Not as a Stranger

Paul’s first letter to the community at Thessalonica reads like a love letter. He says the things lovers say to one another. He misses them. He can’t wait to be with them. He really wants to see them face to face. Without apology or embarrassment this man who could often be irascible begins with love in his heart for his first ‘children’. I read Paul’s words as addressed to me. It is as I begin Lent, this love, as the great grace and peace, I want to rest in, settle myself in for the next forty day.
This love Paul has for us is reflective of God’s desire for us, and that which impels Paul forward on his mission to preach Jesus Christ to all within hearing.
At the outset of the letter Paul commends the people for their faith in action, work for love and persevere in hope in our Lord Jesus Christ. It will be these three markers that weave their way through Paul’s letters and form the framework for his life and writing. I see then as my talismans on the journey through the next forty days.
After so much, after all that our lives serve up to us on a daily basis, it is so welcome, to hear these words of love and encouragement from Paul, knowing that all we really need do each day is live and be at peace in the knowledge of God’s love. Paul even goes so far as to console and assure us that even death is nothing to grieve, but another part of ‘awakening’. I liken it to our living now in the shadows and one day we will simply step into the light. The light of God’s love. And it radiates from Paul as our greatest, not only hope, but confidence now.
The majority of Jesus’ followers, like Paul, genuinely believed that he would return during their lifetime.
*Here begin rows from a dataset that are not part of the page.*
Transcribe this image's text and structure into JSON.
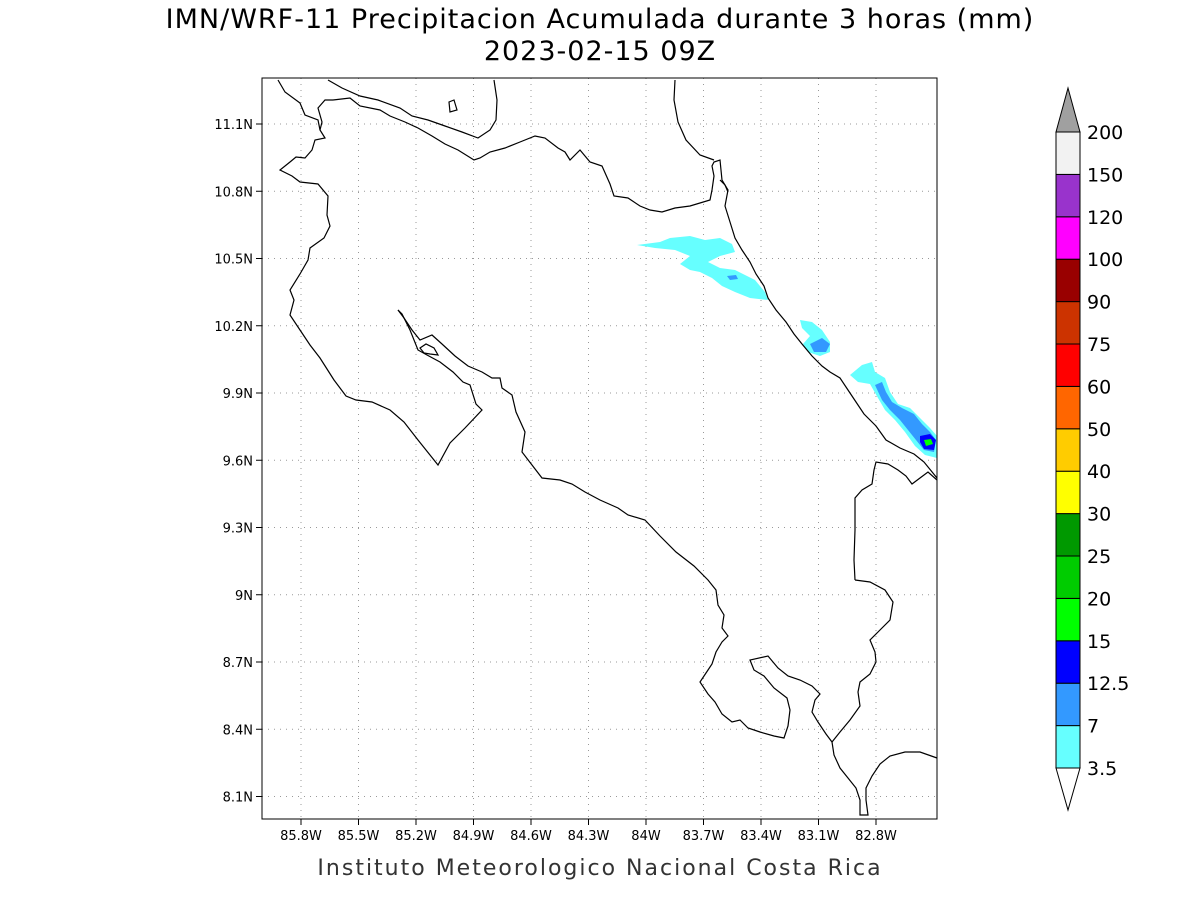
{
  "header": {
    "title": "IMN/WRF-11 Precipitacion Acumulada durante 3 horas (mm)",
    "subtitle": "2023-02-15 09Z"
  },
  "footer": {
    "text": "Instituto Meteorologico Nacional Costa Rica"
  },
  "map": {
    "lat_ticks": [
      "11.1N",
      "10.8N",
      "10.5N",
      "10.2N",
      "9.9N",
      "9.6N",
      "9.3N",
      "9N",
      "8.7N",
      "8.4N",
      "8.1N"
    ],
    "lon_ticks": [
      "85.8W",
      "85.5W",
      "85.2W",
      "84.9W",
      "84.6W",
      "84.3W",
      "84W",
      "83.7W",
      "83.4W",
      "83.1W",
      "82.8W"
    ],
    "grid": "dotted",
    "colors": {
      "coast": "#000000",
      "light_cyan": "#66ffff",
      "light_blue": "#3399ff",
      "blue": "#0000ff",
      "green": "#00ff00"
    }
  },
  "colorbar": {
    "labels": [
      "3.5",
      "7",
      "12.5",
      "15",
      "20",
      "25",
      "30",
      "40",
      "50",
      "60",
      "75",
      "90",
      "100",
      "120",
      "150",
      "200"
    ],
    "colors": [
      "#66ffff",
      "#3399ff",
      "#0000ff",
      "#00ff00",
      "#00cc00",
      "#009900",
      "#ffff00",
      "#ffcc00",
      "#ff6600",
      "#ff0000",
      "#cc3300",
      "#990000",
      "#ff00ff",
      "#9933cc",
      "#f2f2f2"
    ],
    "over_color": "#a0a0a0",
    "under_color": "#ffffff"
  }
}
It is this expectation that motivates their lives. Of course we know that after two thousand years there has yet to be a Second Coming. And unfortunately we have lost this sense of urgency. That the Christ life is immanent in our lives. Because the truth is our Dies Irae might be waiting for us at the next bus stop. This shouldn’t, I think, be a downer but keep us with our sights on what is important, as Paul will keep continually reminding his audience.
This keeping to what is important is echoed in the prayer that goes something like this: I know that my Savior liveth and that he shall stand as the light of day upon the earth, and even though this body be destroyed I know that I shall see the face of God and that I shall see him for myself and not as a stranger.
This too is uppermost in my mind. That when the veil lifts I shall see him for myself and not as stranger. Paul introduces Jesus, bringing the message of his life, death and resurrection to the various communities he went to. His letters keep their budding faith centered on Christ, so they too will not be swayed by all the opposing forces around them, the challenges to their faith, so that they too can enter into what he calls glory not as stranger to their, our very personal deity, that he has experienced for himself in the risen Christ.
The conversion of this community began when they broke from idolatry, worshipping the false gods of wood and stone. Like the golden calf, none of these are ‘living’. It is only the God of Jesus Christ that is the real and the living God. The Lord of Life. And it is to this life that Paul keeps his audience sites upon as he remembers them.
Here too Paul acknowledges that the strength of the love he has for them makes him eager to hand over not just the Good News but his own life as well. Here as we begin Lent, we could strive for nothing more than to hand over, to dedicate our lives to the Good News, however living this out may look in each of our lives.
Paul cares and he cares fiercely. Paul, devoid of sentimentality, writes to the people like a parent, both mother and father. It sounds to me like a letter a parent would write to a child who has gone away to camp. Paul’s stance throughout will be with a devoted care and protection; his main mission to teach faith in Christ and how we can live this out in our daily lives, with its joys and with its challenges, all of which find Paul no stranger. Paul’s words can become personal to us as well as we are invited in this first week of Lent to live a life worthy of the Christ we have received, the Christ that Paul preaches and how to live in the kingdom to which we are all called.
This letter seems to be a fitting way to begin Lent. Paul isn’t asking anything out of the ordinary here either. He encourages us to go about our daily lives, attending to the daily round, earning a living; as someone said ‘practicing our beauty anonymously’. And how do we understand his against fornication. It struck me that of all the offenses the people in Thessalonica could commit, this wouldn’t be high on the list. It doesn’t even make it to the Big Ten. As Paul proceeds it becomes clearer that he is talking about our behavior, how we treat and carry our bodies, as the vessel of the Spirit, living symbols to others, of the Christ we have received.
As an orator and writer Paul has some wonderful symbols and images running throughout his letters. The first here are those of breastplate and helmet. And if we are to put on Christ then we want to be clothed in his love and his peace, with the sure hope that our salvation not only awaits us but is ours now.
There is much to reflect on in just these opening paragraphs. To hold to everything good. To care for one another. God has called us and he will not fail us. I know this to be true in all of my life, especially in contrast experiences. Although sometimes I think does he have to wait until the ?
Finally we see that Paul’s good news is to the whole person, body and soul. That our faith-life is not to be compartmentalized, as this letter to the community at Thessalonica reveals. And always and finally it is the prayerful Paul who encourages us to pray constantly, to mindful of who we are, whose we are.